Au cours des 20e et 21e siècles, davantage de personnes ont perdu la vie dans des accidents de la circulation qu’en se faisant la guerre. Et si le nombre de décès dus à la route a diminué depuis 1970 dans les pays motorisés, c’est surtout parce que piétonnes et piétons ont fait acte de soumission. Elles et ils ont courbé l’échine devant une force littéralement écrasante. D’un point de vue purement physique, la personne qui tient le volant d’une voiture moyenne (150 Ch) dispose de mille fois plus de puissance qu’une piétonne ou un piéton. Parler d’égalité de traitement dans ces conditions relève bien d’un discours de privilégié-e.  Se trouver à l’extérieur, c’est être plus faible, mais une force tient peut-être au paradoxe suivant: dans sa voiture, on est forcément hors de toutes les autres.
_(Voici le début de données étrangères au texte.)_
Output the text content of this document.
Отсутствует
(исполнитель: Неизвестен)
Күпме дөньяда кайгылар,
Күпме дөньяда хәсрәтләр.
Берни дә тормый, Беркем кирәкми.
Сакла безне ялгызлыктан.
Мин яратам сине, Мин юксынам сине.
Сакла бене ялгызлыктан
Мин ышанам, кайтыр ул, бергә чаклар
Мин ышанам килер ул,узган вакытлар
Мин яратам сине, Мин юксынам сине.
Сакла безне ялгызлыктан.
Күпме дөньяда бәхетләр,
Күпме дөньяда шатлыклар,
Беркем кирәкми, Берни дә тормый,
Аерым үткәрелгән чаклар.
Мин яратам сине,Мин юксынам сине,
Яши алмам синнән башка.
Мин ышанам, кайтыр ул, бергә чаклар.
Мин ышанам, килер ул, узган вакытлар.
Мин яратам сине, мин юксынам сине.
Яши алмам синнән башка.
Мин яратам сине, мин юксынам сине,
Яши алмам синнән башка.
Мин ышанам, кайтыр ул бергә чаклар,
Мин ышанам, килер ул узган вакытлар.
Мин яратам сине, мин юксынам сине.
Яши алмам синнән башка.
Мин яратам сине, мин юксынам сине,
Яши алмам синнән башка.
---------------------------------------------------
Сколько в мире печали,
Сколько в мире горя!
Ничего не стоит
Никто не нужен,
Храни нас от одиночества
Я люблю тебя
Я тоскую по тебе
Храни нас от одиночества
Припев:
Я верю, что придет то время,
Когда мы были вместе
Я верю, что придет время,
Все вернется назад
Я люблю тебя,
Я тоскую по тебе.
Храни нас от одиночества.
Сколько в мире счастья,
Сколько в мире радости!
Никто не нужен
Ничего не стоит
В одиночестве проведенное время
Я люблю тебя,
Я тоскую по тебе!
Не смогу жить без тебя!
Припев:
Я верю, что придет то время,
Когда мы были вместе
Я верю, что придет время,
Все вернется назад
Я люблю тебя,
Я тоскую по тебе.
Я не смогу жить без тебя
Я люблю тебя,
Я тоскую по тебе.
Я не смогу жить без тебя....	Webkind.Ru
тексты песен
L’absence de liberté des automobilistes réside précisément dans le fait que leur voiture représente un obstacle pour leurs congénères. Pour les conductrices et conducteurs, le monde idéal est un monde sans bagnole, à l’exception de la leur. Or, que montre une publicité automobile typique? La voiture vedette parfaitement seule dans le décor.  Après un siècle de politique des transports vue depuis le volant, la perspective depuis l’extérieur gagne gentiment du terrain. Les villes diffusent un changement de mentalité. La «liberté automobile» signifie maintenant «être libéré-e de l’automobile». En Suisse, plusieurs projets de construction de routes échouent: rien que l’an dernier, le conseil d’État bernois a enterré l’axe ouest de Bienne après une longue résistance, le tunnel du Rosengarten à Zurich a été rejeté dans les urnes et la population de la ville de Lucerne a refusé la boucle nord lors d’une votation consultative. Gand, Copenhague, Barcelone, Paris, Curitiba ou Oslo ont plusieurs longueurs d’avance dans leur affranchissement de l’emprise automobile.

Antilibertaire

Néanmoins, la réputation de la voiture en tant que vectrice de liberté persiste contre toute évidence. Des élu-e-s de partis politiques qui écrivent la liberté en lettres d’or tentent précisément de stigmatiser comme liberticide toute velléité de restreindre la domination de l’automobile.  Des privilèges devenus monnaie courante sont défendus bec et ongles, comme s’ils étaient naturels, par leurs bénéficiaires; avec l’habitude, les contraintes finissent souvent par sembler moins pesantes, même quand on les subit. La lutte pour la préservation des privilèges traditionnels est intrinsèquement anti-libertaire, quel que soit le pathos libertaire qui lui sert d’étendard.
Après tout, le libéralisme repose sur la conviction que l’on ne doit pas accepter telles quelles les conditions sociales. Pour le dire plus crûment: penser que la liberté se mesure à la vitesse à laquelle les forts peuvent rouler au détriment des faibles, voilà qui trahit une piètre notion de la liberté.